Who stages the confrontation
On the eve, chairman of the Duma Committee for the CIS Affairs, Eurasian Integration and Relations with Compatriots Leonid Slutsky expressed a view that the street confrontation has been staged with the participation of pro-Western non-governmental organizations. “Our ‘strategic friends’ in the West can’t allow Ukraine to bring closer with the Eurasian project. So, they’re providing funding to different non-government organizations that lead to street riots, which don’t combine with a civilized European idea,” Slutsky said.
The faction of the ruling Regions Party in the legislature of the easternmost Lugansk region issued a statement calling the standoff in Kiev “a direct threat to the existence of our state and security of our people.” The faction has demanded that President Viktor Yanukovich “take tough measures towards restoring order and the rule of law.”
The authors of the statement believe that clashes near the building of the cabinet of ministers “have been instigated and provoked by the radically minded militants of nationalistic organizations seeking to destroy the system of state power and to supplant the incumbent legitimate government.”
The legislators propose to ban the activities of the far-right ultra-nationalistic Svoboda party and any other nationalistic extremist organizations.
‘Berkut’ storms protesters’ barricades
Early in the morning, servicemen of a special unit called Berkut attempted to storm barricades on the Grushevsky street in Kiev’s downtown. However, several minutes later, they withdrew to prior positions in several dozens of meters from the barriers.
According to media estimates, about a thousand of protesters are confronting the law enforcers. Second day in a row, they try to break through the police cordon and approach the government and Verkhovna Rada buildings.

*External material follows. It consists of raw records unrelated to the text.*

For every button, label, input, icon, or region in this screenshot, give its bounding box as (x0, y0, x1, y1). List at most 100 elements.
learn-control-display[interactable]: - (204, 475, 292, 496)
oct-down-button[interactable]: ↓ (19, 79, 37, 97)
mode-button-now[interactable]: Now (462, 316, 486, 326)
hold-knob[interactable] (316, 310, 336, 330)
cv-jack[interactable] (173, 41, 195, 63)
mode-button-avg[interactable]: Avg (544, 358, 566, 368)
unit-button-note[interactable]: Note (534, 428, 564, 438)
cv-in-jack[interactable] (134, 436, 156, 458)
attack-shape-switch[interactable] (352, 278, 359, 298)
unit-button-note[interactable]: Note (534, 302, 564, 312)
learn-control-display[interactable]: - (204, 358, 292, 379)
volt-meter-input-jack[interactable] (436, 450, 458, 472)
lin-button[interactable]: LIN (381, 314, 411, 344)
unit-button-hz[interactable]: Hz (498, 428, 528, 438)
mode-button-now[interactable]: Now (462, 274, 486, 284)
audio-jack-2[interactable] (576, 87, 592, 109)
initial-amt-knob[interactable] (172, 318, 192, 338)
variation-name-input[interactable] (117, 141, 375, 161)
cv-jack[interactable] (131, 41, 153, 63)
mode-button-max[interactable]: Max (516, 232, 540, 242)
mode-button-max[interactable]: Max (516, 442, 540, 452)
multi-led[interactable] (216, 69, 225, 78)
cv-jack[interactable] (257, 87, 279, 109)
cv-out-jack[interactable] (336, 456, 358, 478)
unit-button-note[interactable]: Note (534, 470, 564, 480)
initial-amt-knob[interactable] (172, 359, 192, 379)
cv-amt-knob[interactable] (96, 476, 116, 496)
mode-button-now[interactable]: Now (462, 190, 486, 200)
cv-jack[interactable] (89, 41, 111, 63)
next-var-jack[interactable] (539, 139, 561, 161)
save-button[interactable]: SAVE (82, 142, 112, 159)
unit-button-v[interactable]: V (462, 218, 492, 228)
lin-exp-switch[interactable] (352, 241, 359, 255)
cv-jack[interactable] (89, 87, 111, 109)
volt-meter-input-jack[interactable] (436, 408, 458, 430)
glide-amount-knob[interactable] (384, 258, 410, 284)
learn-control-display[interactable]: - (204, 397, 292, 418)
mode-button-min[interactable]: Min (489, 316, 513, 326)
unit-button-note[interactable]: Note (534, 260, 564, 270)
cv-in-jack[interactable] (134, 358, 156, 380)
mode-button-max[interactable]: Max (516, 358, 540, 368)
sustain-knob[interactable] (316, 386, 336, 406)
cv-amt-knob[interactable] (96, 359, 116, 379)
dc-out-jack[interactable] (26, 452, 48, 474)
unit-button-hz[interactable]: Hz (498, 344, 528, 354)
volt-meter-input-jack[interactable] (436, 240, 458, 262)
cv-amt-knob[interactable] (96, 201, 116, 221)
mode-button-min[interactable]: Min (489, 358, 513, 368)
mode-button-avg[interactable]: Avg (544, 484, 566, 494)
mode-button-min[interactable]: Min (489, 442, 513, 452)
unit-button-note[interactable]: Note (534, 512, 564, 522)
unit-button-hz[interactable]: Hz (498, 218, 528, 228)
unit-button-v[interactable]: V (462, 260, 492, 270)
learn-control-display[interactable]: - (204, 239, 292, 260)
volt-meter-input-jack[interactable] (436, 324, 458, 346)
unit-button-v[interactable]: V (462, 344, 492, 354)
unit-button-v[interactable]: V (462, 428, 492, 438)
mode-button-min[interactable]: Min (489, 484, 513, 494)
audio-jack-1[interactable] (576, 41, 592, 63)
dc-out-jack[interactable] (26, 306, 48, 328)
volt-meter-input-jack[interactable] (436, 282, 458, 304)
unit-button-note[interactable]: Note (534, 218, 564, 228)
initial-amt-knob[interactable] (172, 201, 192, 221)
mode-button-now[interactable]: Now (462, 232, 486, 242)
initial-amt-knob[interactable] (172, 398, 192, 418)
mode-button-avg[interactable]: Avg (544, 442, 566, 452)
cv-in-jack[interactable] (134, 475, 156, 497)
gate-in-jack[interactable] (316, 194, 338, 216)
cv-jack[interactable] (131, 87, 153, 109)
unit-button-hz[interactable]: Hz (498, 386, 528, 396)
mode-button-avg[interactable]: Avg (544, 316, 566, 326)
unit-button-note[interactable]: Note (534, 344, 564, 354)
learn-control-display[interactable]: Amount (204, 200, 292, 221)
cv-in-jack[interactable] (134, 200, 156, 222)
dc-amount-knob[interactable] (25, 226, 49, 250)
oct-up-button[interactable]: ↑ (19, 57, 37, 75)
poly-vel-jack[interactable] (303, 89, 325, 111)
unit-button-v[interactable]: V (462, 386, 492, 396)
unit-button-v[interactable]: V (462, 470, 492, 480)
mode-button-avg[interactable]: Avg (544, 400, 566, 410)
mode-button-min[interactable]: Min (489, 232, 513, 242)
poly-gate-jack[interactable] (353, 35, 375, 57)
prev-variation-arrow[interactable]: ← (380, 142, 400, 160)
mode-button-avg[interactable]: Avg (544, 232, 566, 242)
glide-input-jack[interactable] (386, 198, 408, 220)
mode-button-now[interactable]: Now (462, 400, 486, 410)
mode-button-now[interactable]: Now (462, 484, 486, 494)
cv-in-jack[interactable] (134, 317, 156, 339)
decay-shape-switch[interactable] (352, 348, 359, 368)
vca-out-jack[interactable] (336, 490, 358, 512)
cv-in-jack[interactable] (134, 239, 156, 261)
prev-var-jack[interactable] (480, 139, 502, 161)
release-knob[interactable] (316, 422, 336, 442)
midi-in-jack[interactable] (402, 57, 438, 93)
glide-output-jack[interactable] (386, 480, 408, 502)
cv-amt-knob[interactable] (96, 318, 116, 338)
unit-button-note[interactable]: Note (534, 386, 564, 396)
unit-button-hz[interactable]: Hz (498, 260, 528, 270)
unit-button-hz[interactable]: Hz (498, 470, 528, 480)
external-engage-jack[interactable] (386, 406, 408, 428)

Protesters demand that the deputies revoke the laws adopted January 16.
Law enforcers respond with sound bombs, tear gas and rubber bullets to actions of activists attempting to throw bottles with incendiary mixture to police.
Wounded and detained
Ukrainian Interior Ministry’s spokesperson Sergei Burlakov stated that January 19-20, over a hundred of police officers sought medical advice, and 60 of them were hospitalized. According to the protest action’s superintendant Andrei Parubia, hundreds of protesters already consulted doctors. Four grave cases were reported, and in three of them, the case in hand was eye-bulb removal due to concussion, and one of the injured needed hand amputation. Local media reported that over 20 journalists were injured in the clashes.
Burlakov said that protesters burned down four buses and two special cars of the Interior Ministry. “Losses amount to some 3 million hryvnia ($375,000). In addition, a ticket office near the entrance to the Lobanovsky stadium has been practically burned down, almost all the paving stones that were being thrown at the police were taken off,” Burlakov said.
Law enforcement agencies have detained 31 activists of the protest. Against nine of them were filed criminal cases under Article 294 of the Criminal Code of Ukraine (“participation in mass riots”).